The current spreadsheets did not organize actions in any intelligent manner. Managers and team members expressed frustration that they have to wade through content that does not apply to their use case to complete simple actions.
Both managers and team members lacked a clear understanding of where their data is going. This makes input confusing, since they don't know who to cater their entries towards. Both from the reporting side, and the input side, the WBSO process needs to be transparent to ensure that input and reporting is accurate and relevant.
There was a lot of manual entry into the tool, and an opportunity for automation. Both user groups were frustrated about the repetition involved with regular entry in the tool, as well as reporting.
I created a small test group of about 30 managers, and worked with them to create wireframes that suited their needs. After some interviews, surveys, and focus groups, I got a strong sense of the tools they used in their daily lives, how they organize things within their team, and how they work with their teammates. This defined the set of features and organizational patterns that they would expect in this new application:
Simpler Organization with "Epics"
Booking works in agile, so we were careful to select a standard term that users would recognize.
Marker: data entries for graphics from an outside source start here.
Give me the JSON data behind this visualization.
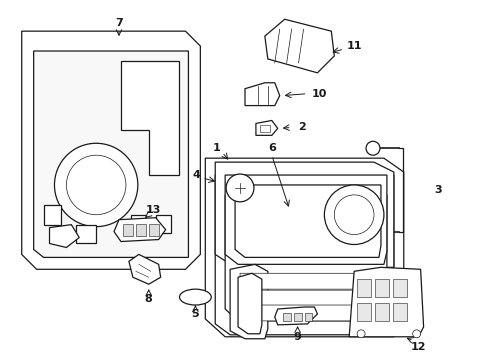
{
  "bg_color": "#ffffff",
  "line_color": "#1a1a1a",
  "lw": 0.9,
  "figsize": [
    4.89,
    3.6
  ],
  "dpi": 100
}
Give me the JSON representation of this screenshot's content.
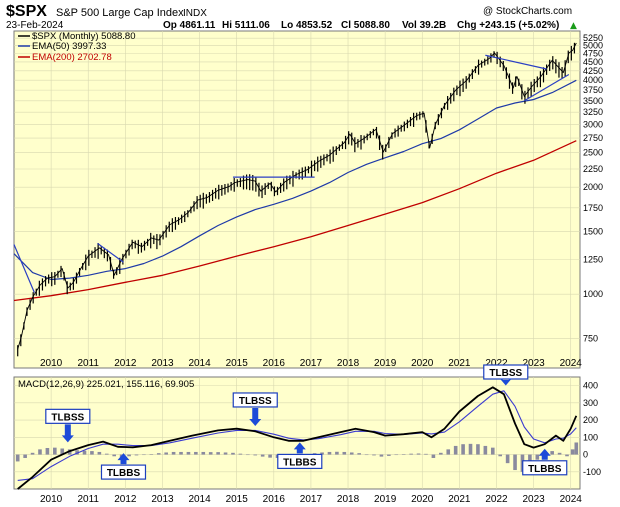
{
  "header": {
    "symbol": "$SPX",
    "name": "S&P 500 Large Cap Index",
    "exchange": "INDX",
    "date": "23-Feb-2024",
    "open": "Op 4861.11",
    "high": "Hi 5111.06",
    "low": "Lo 4853.52",
    "close": "Cl 5088.80",
    "volume": "Vol 39.2B",
    "change": "Chg +243.15 (+5.02%)",
    "change_arrow": "▲",
    "watermark": "@ StockCharts.com"
  },
  "colors": {
    "panel_bg": "#ffffcc",
    "price": "#000000",
    "ema50": "#1f3aa8",
    "ema200": "#c00000",
    "macd_line": "#000000",
    "signal_line": "#3b3bd0",
    "histogram": "#8a8a9e",
    "arrow": "#1d4bd8",
    "label_box": "#1c3fbf"
  },
  "chart_data": {
    "type": "line",
    "title": "$SPX S&P 500 Large Cap Index INDX",
    "period": "Monthly",
    "price_legend": "$SPX (Monthly) 5088.80",
    "ema50_legend": "EMA(50) 3997.33",
    "ema200_legend": "EMA(200) 2702.78",
    "y_scale": "log",
    "ylim": [
      620,
      5500
    ],
    "y_ticks": [
      750,
      1000,
      1250,
      1500,
      1750,
      2000,
      2250,
      2500,
      2750,
      3000,
      3250,
      3500,
      3750,
      4000,
      4250,
      4500,
      4750,
      5000,
      5250
    ],
    "x_labels": [
      "2010",
      "2011",
      "2012",
      "2013",
      "2014",
      "2015",
      "2016",
      "2017",
      "2018",
      "2019",
      "2020",
      "2021",
      "2022",
      "2023",
      "2024"
    ],
    "xlim": [
      2009.0,
      2024.25
    ],
    "price_series": [
      [
        2009.1,
        700
      ],
      [
        2009.2,
        760
      ],
      [
        2009.35,
        900
      ],
      [
        2009.5,
        980
      ],
      [
        2009.7,
        1060
      ],
      [
        2009.9,
        1110
      ],
      [
        2010.1,
        1120
      ],
      [
        2010.3,
        1180
      ],
      [
        2010.45,
        1040
      ],
      [
        2010.6,
        1080
      ],
      [
        2010.8,
        1180
      ],
      [
        2011.0,
        1280
      ],
      [
        2011.3,
        1350
      ],
      [
        2011.55,
        1290
      ],
      [
        2011.7,
        1130
      ],
      [
        2011.9,
        1250
      ],
      [
        2012.2,
        1400
      ],
      [
        2012.45,
        1360
      ],
      [
        2012.7,
        1440
      ],
      [
        2012.9,
        1420
      ],
      [
        2013.2,
        1570
      ],
      [
        2013.45,
        1620
      ],
      [
        2013.7,
        1700
      ],
      [
        2013.95,
        1840
      ],
      [
        2014.2,
        1870
      ],
      [
        2014.5,
        1960
      ],
      [
        2014.8,
        2010
      ],
      [
        2014.95,
        2060
      ],
      [
        2015.3,
        2100
      ],
      [
        2015.5,
        2080
      ],
      [
        2015.65,
        1950
      ],
      [
        2015.9,
        2050
      ],
      [
        2016.05,
        1940
      ],
      [
        2016.3,
        2070
      ],
      [
        2016.6,
        2170
      ],
      [
        2016.9,
        2240
      ],
      [
        2017.2,
        2360
      ],
      [
        2017.5,
        2460
      ],
      [
        2017.9,
        2670
      ],
      [
        2018.05,
        2820
      ],
      [
        2018.2,
        2650
      ],
      [
        2018.45,
        2750
      ],
      [
        2018.75,
        2910
      ],
      [
        2018.95,
        2510
      ],
      [
        2019.2,
        2830
      ],
      [
        2019.5,
        2980
      ],
      [
        2019.85,
        3180
      ],
      [
        2020.05,
        3230
      ],
      [
        2020.2,
        2580
      ],
      [
        2020.35,
        3000
      ],
      [
        2020.6,
        3400
      ],
      [
        2020.9,
        3750
      ],
      [
        2021.2,
        4000
      ],
      [
        2021.5,
        4400
      ],
      [
        2021.8,
        4600
      ],
      [
        2021.95,
        4770
      ],
      [
        2022.2,
        4400
      ],
      [
        2022.45,
        3800
      ],
      [
        2022.55,
        4100
      ],
      [
        2022.75,
        3600
      ],
      [
        2022.95,
        3840
      ],
      [
        2023.2,
        4100
      ],
      [
        2023.5,
        4550
      ],
      [
        2023.8,
        4200
      ],
      [
        2023.95,
        4770
      ],
      [
        2024.05,
        4850
      ],
      [
        2024.15,
        5089
      ]
    ],
    "ema50_series": [
      [
        2009.0,
        1300
      ],
      [
        2009.5,
        1150
      ],
      [
        2010.0,
        1100
      ],
      [
        2010.5,
        1110
      ],
      [
        2011.0,
        1130
      ],
      [
        2011.5,
        1160
      ],
      [
        2012.0,
        1180
      ],
      [
        2012.5,
        1220
      ],
      [
        2013.0,
        1280
      ],
      [
        2013.5,
        1360
      ],
      [
        2014.0,
        1460
      ],
      [
        2014.5,
        1560
      ],
      [
        2015.0,
        1650
      ],
      [
        2015.5,
        1730
      ],
      [
        2016.0,
        1790
      ],
      [
        2016.5,
        1860
      ],
      [
        2017.0,
        1950
      ],
      [
        2017.5,
        2060
      ],
      [
        2018.0,
        2200
      ],
      [
        2018.5,
        2320
      ],
      [
        2019.0,
        2420
      ],
      [
        2019.5,
        2520
      ],
      [
        2020.0,
        2650
      ],
      [
        2020.5,
        2740
      ],
      [
        2021.0,
        2900
      ],
      [
        2021.5,
        3110
      ],
      [
        2022.0,
        3340
      ],
      [
        2022.5,
        3450
      ],
      [
        2023.0,
        3530
      ],
      [
        2023.5,
        3690
      ],
      [
        2024.15,
        3997
      ]
    ],
    "ema200_series": [
      [
        2009.0,
        960
      ],
      [
        2010.0,
        990
      ],
      [
        2011.0,
        1030
      ],
      [
        2012.0,
        1080
      ],
      [
        2013.0,
        1130
      ],
      [
        2014.0,
        1200
      ],
      [
        2015.0,
        1280
      ],
      [
        2016.0,
        1360
      ],
      [
        2017.0,
        1450
      ],
      [
        2018.0,
        1560
      ],
      [
        2019.0,
        1680
      ],
      [
        2020.0,
        1810
      ],
      [
        2021.0,
        1980
      ],
      [
        2022.0,
        2190
      ],
      [
        2023.0,
        2380
      ],
      [
        2024.15,
        2703
      ]
    ],
    "trendlines": [
      {
        "from": [
          2008.7,
          1380
        ],
        "to": [
          2009.55,
          1010
        ]
      },
      {
        "from": [
          2011.25,
          1390
        ],
        "to": [
          2011.95,
          1230
        ]
      },
      {
        "from": [
          2014.9,
          2135
        ],
        "to": [
          2017.1,
          2135
        ]
      },
      {
        "from": [
          2021.7,
          4700
        ],
        "to": [
          2023.35,
          4300
        ]
      },
      {
        "from": [
          2022.75,
          3500
        ],
        "to": [
          2023.95,
          4150
        ]
      }
    ],
    "macd": {
      "legend": "MACD(12,26,9) 225.021, 155.116, 69.905",
      "ylim": [
        -200,
        450
      ],
      "y_ticks": [
        -100,
        0,
        100,
        200,
        300,
        400
      ],
      "macd_series": [
        [
          2009.1,
          -200
        ],
        [
          2009.5,
          -130
        ],
        [
          2010.0,
          -30
        ],
        [
          2010.5,
          20
        ],
        [
          2011.0,
          55
        ],
        [
          2011.4,
          75
        ],
        [
          2011.8,
          45
        ],
        [
          2012.2,
          42
        ],
        [
          2012.7,
          55
        ],
        [
          2013.2,
          80
        ],
        [
          2013.8,
          110
        ],
        [
          2014.5,
          140
        ],
        [
          2015.0,
          150
        ],
        [
          2015.5,
          135
        ],
        [
          2016.0,
          100
        ],
        [
          2016.4,
          80
        ],
        [
          2016.8,
          80
        ],
        [
          2017.2,
          100
        ],
        [
          2017.8,
          130
        ],
        [
          2018.2,
          150
        ],
        [
          2018.7,
          130
        ],
        [
          2019.0,
          110
        ],
        [
          2019.5,
          118
        ],
        [
          2020.0,
          130
        ],
        [
          2020.25,
          100
        ],
        [
          2020.6,
          150
        ],
        [
          2021.0,
          250
        ],
        [
          2021.5,
          340
        ],
        [
          2021.9,
          390
        ],
        [
          2022.2,
          350
        ],
        [
          2022.5,
          180
        ],
        [
          2022.75,
          60
        ],
        [
          2023.0,
          40
        ],
        [
          2023.3,
          60
        ],
        [
          2023.6,
          110
        ],
        [
          2023.8,
          80
        ],
        [
          2024.0,
          150
        ],
        [
          2024.15,
          225
        ]
      ],
      "signal_series": [
        [
          2009.1,
          -150
        ],
        [
          2009.5,
          -140
        ],
        [
          2010.0,
          -70
        ],
        [
          2010.5,
          -10
        ],
        [
          2011.0,
          35
        ],
        [
          2011.4,
          60
        ],
        [
          2011.8,
          60
        ],
        [
          2012.2,
          52
        ],
        [
          2012.7,
          52
        ],
        [
          2013.2,
          68
        ],
        [
          2013.8,
          95
        ],
        [
          2014.5,
          125
        ],
        [
          2015.0,
          140
        ],
        [
          2015.5,
          140
        ],
        [
          2016.0,
          118
        ],
        [
          2016.4,
          95
        ],
        [
          2016.8,
          85
        ],
        [
          2017.2,
          92
        ],
        [
          2017.8,
          115
        ],
        [
          2018.2,
          135
        ],
        [
          2018.7,
          135
        ],
        [
          2019.0,
          122
        ],
        [
          2019.5,
          117
        ],
        [
          2020.0,
          125
        ],
        [
          2020.25,
          120
        ],
        [
          2020.6,
          130
        ],
        [
          2021.0,
          190
        ],
        [
          2021.5,
          280
        ],
        [
          2021.9,
          350
        ],
        [
          2022.2,
          370
        ],
        [
          2022.5,
          280
        ],
        [
          2022.75,
          160
        ],
        [
          2023.0,
          90
        ],
        [
          2023.3,
          68
        ],
        [
          2023.6,
          90
        ],
        [
          2023.8,
          95
        ],
        [
          2024.0,
          120
        ],
        [
          2024.15,
          155
        ]
      ],
      "histogram_series": [
        [
          2009.1,
          -40
        ],
        [
          2009.3,
          -20
        ],
        [
          2009.5,
          10
        ],
        [
          2009.7,
          30
        ],
        [
          2009.9,
          38
        ],
        [
          2010.1,
          40
        ],
        [
          2010.3,
          35
        ],
        [
          2010.5,
          30
        ],
        [
          2010.7,
          25
        ],
        [
          2010.9,
          22
        ],
        [
          2011.1,
          20
        ],
        [
          2011.3,
          15
        ],
        [
          2011.5,
          5
        ],
        [
          2011.7,
          -10
        ],
        [
          2011.9,
          -15
        ],
        [
          2012.1,
          -10
        ],
        [
          2012.3,
          -5
        ],
        [
          2012.5,
          0
        ],
        [
          2012.7,
          3
        ],
        [
          2012.9,
          8
        ],
        [
          2013.1,
          12
        ],
        [
          2013.3,
          15
        ],
        [
          2013.5,
          15
        ],
        [
          2013.7,
          15
        ],
        [
          2013.9,
          15
        ],
        [
          2014.1,
          15
        ],
        [
          2014.3,
          14
        ],
        [
          2014.5,
          14
        ],
        [
          2014.7,
          12
        ],
        [
          2014.9,
          10
        ],
        [
          2015.1,
          5
        ],
        [
          2015.3,
          0
        ],
        [
          2015.5,
          -5
        ],
        [
          2015.7,
          -12
        ],
        [
          2015.9,
          -18
        ],
        [
          2016.1,
          -20
        ],
        [
          2016.3,
          -15
        ],
        [
          2016.5,
          -10
        ],
        [
          2016.7,
          -5
        ],
        [
          2016.9,
          0
        ],
        [
          2017.1,
          8
        ],
        [
          2017.3,
          12
        ],
        [
          2017.5,
          15
        ],
        [
          2017.7,
          16
        ],
        [
          2017.9,
          15
        ],
        [
          2018.1,
          12
        ],
        [
          2018.3,
          8
        ],
        [
          2018.5,
          0
        ],
        [
          2018.7,
          -5
        ],
        [
          2018.9,
          -12
        ],
        [
          2019.1,
          -8
        ],
        [
          2019.3,
          -2
        ],
        [
          2019.5,
          2
        ],
        [
          2019.7,
          5
        ],
        [
          2019.9,
          6
        ],
        [
          2020.1,
          4
        ],
        [
          2020.3,
          -20
        ],
        [
          2020.5,
          10
        ],
        [
          2020.7,
          30
        ],
        [
          2020.9,
          50
        ],
        [
          2021.1,
          60
        ],
        [
          2021.3,
          62
        ],
        [
          2021.5,
          60
        ],
        [
          2021.7,
          50
        ],
        [
          2021.9,
          40
        ],
        [
          2022.1,
          -10
        ],
        [
          2022.3,
          -50
        ],
        [
          2022.5,
          -90
        ],
        [
          2022.7,
          -100
        ],
        [
          2022.9,
          -70
        ],
        [
          2023.1,
          -30
        ],
        [
          2023.3,
          -5
        ],
        [
          2023.5,
          20
        ],
        [
          2023.7,
          10
        ],
        [
          2023.9,
          -10
        ],
        [
          2024.05,
          30
        ],
        [
          2024.15,
          70
        ]
      ]
    },
    "annotations": [
      {
        "label": "TLBSS",
        "type": "sell",
        "x": 2010.45,
        "value": 65
      },
      {
        "label": "TLBBS",
        "type": "buy",
        "x": 2011.95,
        "value": 20
      },
      {
        "label": "TLBSS",
        "type": "sell",
        "x": 2015.5,
        "value": 160
      },
      {
        "label": "TLBBS",
        "type": "buy",
        "x": 2016.7,
        "value": 82
      },
      {
        "label": "TLBSS",
        "type": "sell",
        "x": 2022.25,
        "value": 395
      },
      {
        "label": "TLBBS",
        "type": "buy",
        "x": 2023.3,
        "value": 45
      }
    ]
  }
}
For those unfamiliar, think of them as folders that users can leverage to organize tasks. Users can map tasks or groups of tasks into epics and apply the same WBSO criteria to a single group.
Some teams rely on their managers to fill in these reports, while others work collaboratively with their team members. The application supports both workflows elegantly, allowing both members and managers to interact with their report in real time.
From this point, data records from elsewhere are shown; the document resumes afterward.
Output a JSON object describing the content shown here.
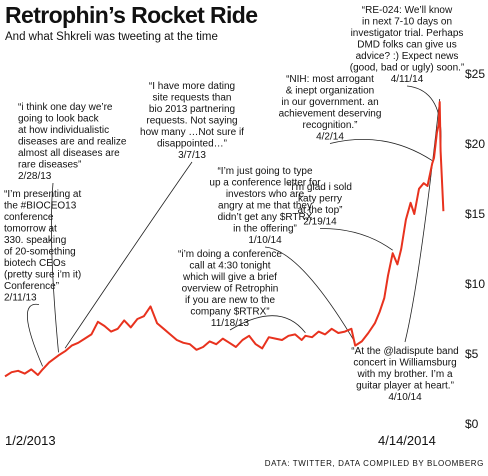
{
  "title": "Retrophin’s Rocket Ride",
  "subtitle": "And what Shkreli was tweeting at the time",
  "source": "DATA: TWITTER, DATA COMPILED BY BLOOMBERG",
  "colors": {
    "line": "#e8321e",
    "text": "#111111"
  },
  "chart_data": {
    "type": "line",
    "title": "Retrophin’s Rocket Ride",
    "subtitle": "And what Shkreli was tweeting at the time",
    "xlabel": "",
    "ylabel": "",
    "x_tick_labels": [
      "1/2/2013",
      "4/14/2014"
    ],
    "y_ticks": [
      0,
      5,
      10,
      15,
      20,
      25
    ],
    "y_tick_labels": [
      "$0",
      "$5",
      "$10",
      "$15",
      "$20",
      "$25"
    ],
    "ylim": [
      0,
      25
    ],
    "xlim": [
      "2013-01-02",
      "2014-04-21"
    ],
    "grid": false,
    "series": [
      {
        "name": "",
        "x": [
          "2013-01-02",
          "2013-01-09",
          "2013-01-16",
          "2013-01-23",
          "2013-01-30",
          "2013-02-06",
          "2013-02-11",
          "2013-02-18",
          "2013-02-28",
          "2013-03-07",
          "2013-03-14",
          "2013-03-21",
          "2013-03-28",
          "2013-04-04",
          "2013-04-11",
          "2013-04-18",
          "2013-04-25",
          "2013-05-02",
          "2013-05-09",
          "2013-05-16",
          "2013-05-23",
          "2013-05-30",
          "2013-06-06",
          "2013-06-13",
          "2013-06-20",
          "2013-06-27",
          "2013-07-04",
          "2013-07-11",
          "2013-07-18",
          "2013-07-25",
          "2013-08-01",
          "2013-08-08",
          "2013-08-15",
          "2013-08-22",
          "2013-08-29",
          "2013-09-05",
          "2013-09-12",
          "2013-09-19",
          "2013-09-26",
          "2013-10-03",
          "2013-10-10",
          "2013-10-17",
          "2013-10-24",
          "2013-10-31",
          "2013-11-07",
          "2013-11-14",
          "2013-11-18",
          "2013-11-25",
          "2013-12-02",
          "2013-12-09",
          "2013-12-16",
          "2013-12-23",
          "2013-12-30",
          "2014-01-06",
          "2014-01-10",
          "2014-01-17",
          "2014-01-24",
          "2014-01-31",
          "2014-02-05",
          "2014-02-10",
          "2014-02-14",
          "2014-02-19",
          "2014-02-24",
          "2014-02-28",
          "2014-03-05",
          "2014-03-10",
          "2014-03-14",
          "2014-03-19",
          "2014-03-24",
          "2014-03-28",
          "2014-04-02",
          "2014-04-04",
          "2014-04-07",
          "2014-04-09",
          "2014-04-10",
          "2014-04-11",
          "2014-04-14"
        ],
        "y": [
          3.4,
          3.7,
          3.8,
          3.6,
          3.9,
          3.5,
          3.9,
          4.4,
          4.9,
          5.2,
          5.6,
          5.8,
          6.1,
          6.4,
          7.3,
          7.0,
          6.6,
          6.8,
          7.4,
          6.9,
          7.5,
          7.7,
          8.4,
          7.2,
          6.8,
          6.4,
          6.0,
          5.8,
          5.7,
          5.3,
          5.5,
          5.9,
          5.7,
          6.1,
          5.8,
          5.5,
          6.0,
          6.3,
          5.7,
          5.4,
          6.2,
          6.1,
          6.0,
          6.3,
          6.4,
          6.0,
          6.3,
          6.2,
          6.6,
          6.4,
          6.8,
          6.5,
          6.6,
          6.8,
          5.6,
          5.9,
          6.5,
          7.2,
          8.0,
          9.0,
          10.6,
          12.2,
          11.4,
          12.5,
          14.6,
          15.8,
          15.0,
          16.8,
          17.2,
          17.0,
          18.6,
          19.0,
          20.8,
          21.4,
          23.0,
          19.5,
          15.2
        ]
      }
    ],
    "annotations": [
      {
        "date": "2013-02-11",
        "text": "“I’m presenting at the #BIOCEO13 conference tomorrow at 330. speaking of 20-something biotech CEOs (pretty sure i’m it) Conference”",
        "label_date": "2/11/13"
      },
      {
        "date": "2013-02-28",
        "text": "“i think one day we’re going to look back at how individualistic diseases are and realize almost all diseases are rare diseases”",
        "label_date": "2/28/13"
      },
      {
        "date": "2013-03-07",
        "text": "“I have more dating site requests than bio 2013 partnering requests. Not saying how many …Not sure if disappointed…”",
        "label_date": "3/7/13"
      },
      {
        "date": "2013-11-18",
        "text": "“i’m doing a conference call at 4:30 tonight which will give a brief overview of Retrophin if you are new to the company $RTRX”",
        "label_date": "11/18/13"
      },
      {
        "date": "2014-01-10",
        "text": "“I’m just going to type up a conference letter for investors who are angry at me that they didn’t get any $RTRX in the offering”",
        "label_date": "1/10/14"
      },
      {
        "date": "2014-02-19",
        "text": "“i’m glad i sold katy perry at the top”",
        "label_date": "2/19/14"
      },
      {
        "date": "2014-04-02",
        "text": "“NIH: most arrogant & inept organization in our government. an achievement deserving recognition.”",
        "label_date": "4/2/14"
      },
      {
        "date": "2014-04-10",
        "text": "“At the @ladispute band concert in Williamsburg with my brother. I’m a guitar player at heart.”",
        "label_date": "4/10/14"
      },
      {
        "date": "2014-04-11",
        "text": "“RE-024: We’ll know in next 7-10 days on investigator trial. Perhaps DMD folks can give us advice? :) Expect news (good, bad or ugly) soon.”",
        "label_date": "4/11/14"
      }
    ]
  },
  "notes": [
    {
      "lines": [
        "“I’m presenting at",
        "the #BIOCEO13",
        "conference",
        "tomorrow at",
        "330. speaking",
        "of 20-something",
        "biotech CEOs",
        "(pretty sure i’m it)",
        "Conference”"
      ],
      "date": "2/11/13"
    },
    {
      "lines": [
        "“i think one day we’re",
        "going to look back",
        "at how individualistic",
        "diseases are and realize",
        "almost all diseases are",
        "rare diseases”"
      ],
      "date": "2/28/13"
    },
    {
      "lines": [
        "“I have more dating",
        "site requests than",
        "bio 2013 partnering",
        "requests. Not saying",
        "how many …Not sure if",
        "disappointed…”"
      ],
      "date": "3/7/13"
    },
    {
      "lines": [
        "“i’m doing a conference",
        "call at 4:30 tonight",
        "which will give a brief",
        "overview of Retrophin",
        "if you are new to the",
        "company $RTRX”"
      ],
      "date": "11/18/13"
    },
    {
      "lines": [
        "“I’m just going to type",
        "up a conference letter for",
        "investors who are",
        "angry at me that they",
        "didn’t get any $RTRX",
        "in the offering”"
      ],
      "date": "1/10/14"
    },
    {
      "lines": [
        "“i’m glad i sold",
        "katy perry",
        "at the top”"
      ],
      "date": "2/19/14"
    },
    {
      "lines": [
        "“NIH: most arrogant",
        "& inept organization",
        "in our government. an",
        "achievement deserving",
        "recognition.”"
      ],
      "date": "4/2/14"
    },
    {
      "lines": [
        "“At the @ladispute band",
        "concert in Williamsburg",
        "with my brother. I’m a",
        "guitar player at heart.”"
      ],
      "date": "4/10/14"
    },
    {
      "lines": [
        "“RE-024: We’ll know",
        "in next 7-10 days on",
        "investigator trial. Perhaps",
        "DMD folks can give us",
        "advice? :) Expect news",
        "(good, bad or ugly) soon.”"
      ],
      "date": "4/11/14"
    }
  ]
}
Our users are confident with standard file navigators, as well as Google Drive. We leveraged the same interaction patterns — such as clicking/dragging, multiple selection and right-clicking — in use there within our application.
JIRA/Google Calendar Integration
Tasks are automatically pulled from popular sources at Booking. For JIRA tickets, commits are dynamically pulled and included in the report. For Google Calendar, events relevant to WBSO are pulled likewise.
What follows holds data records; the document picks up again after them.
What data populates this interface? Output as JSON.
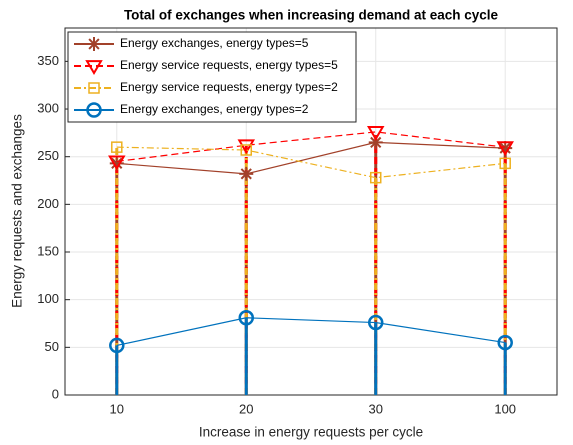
{
  "chart_data": {
    "type": "stem",
    "title": "Total of exchanges when increasing demand at each cycle",
    "xlabel": "Increase in energy requests per cycle",
    "ylabel": "Energy requests and exchanges",
    "categories": [
      "10",
      "20",
      "30",
      "100"
    ],
    "ylim": [
      0,
      385
    ],
    "yticks": [
      0,
      50,
      100,
      150,
      200,
      250,
      300,
      350
    ],
    "grid": true,
    "legend": "upper left",
    "series": [
      {
        "name": "Energy exchanges, energy types=5",
        "color": "#a2412a",
        "linestyle": "solid",
        "marker": "asterisk",
        "values": [
          243,
          232,
          265,
          259
        ]
      },
      {
        "name": "Energy service requests, energy types=5",
        "color": "#ff0000",
        "linestyle": "dashed",
        "marker": "triangle-down",
        "values": [
          245,
          262,
          276,
          260
        ]
      },
      {
        "name": "Energy service requests, energy types=2",
        "color": "#edb120",
        "linestyle": "dashdot",
        "marker": "square",
        "values": [
          260,
          257,
          228,
          243
        ]
      },
      {
        "name": "Energy exchanges, energy types=2",
        "color": "#0072bd",
        "linestyle": "solid",
        "marker": "circle",
        "values": [
          52,
          81,
          76,
          55
        ]
      }
    ]
  }
}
Onboarding and Documentation
Context surrounding WBSO was sometimes unclear to managers and team members. Thanks to a transparent onboarding process, a detailed user guide, and a forum to ask questions, users received a more transparent picture of how their work translates to WBSO cost savings.
Using Booking's Design System, I was quickly able to spin up a prototype to get in front of users, test, and iterate upon it. We ended up going through 4 rounds of iteration, interviewing users at each step to ensure that we were hitting the mark. An example flow of the final UI can be found here.
The big question we wanted to answer was: Is this application improving the reporting experience for our users? To make sure, we employed monitoring tools to observe user behavior to measure a few key metrics. The first thing we did was measure the time specific users spent in the application, versus a standard spreadsheet. The second thing we checked was measuring how many teams submitted reposts on time before and after the launch of the application. The last thing we checked was how many reports were submitted without errors. We also paired this data with a qualitative survey to solicit feedback and gauge overall satisfaction with the product.
100% of Users Saved Time
In our survey, 100% of both team members and managers saved time by using this application instead of traditional spreadsheets.
53% Reduction in Time Spent
Our tracking revealed that on average, managers spent 53% less time filling out this report relative to previous methods.
45% More Reports on Time
Users could access their report in real-time, using up-to-date data. This enabled and incentivized proactivity when it came to creating reports.
81% of Reports Were Error Free
The application reduced the amount of back-and-forth between managers and the WBSO team due to increased control and clarity around a team's report.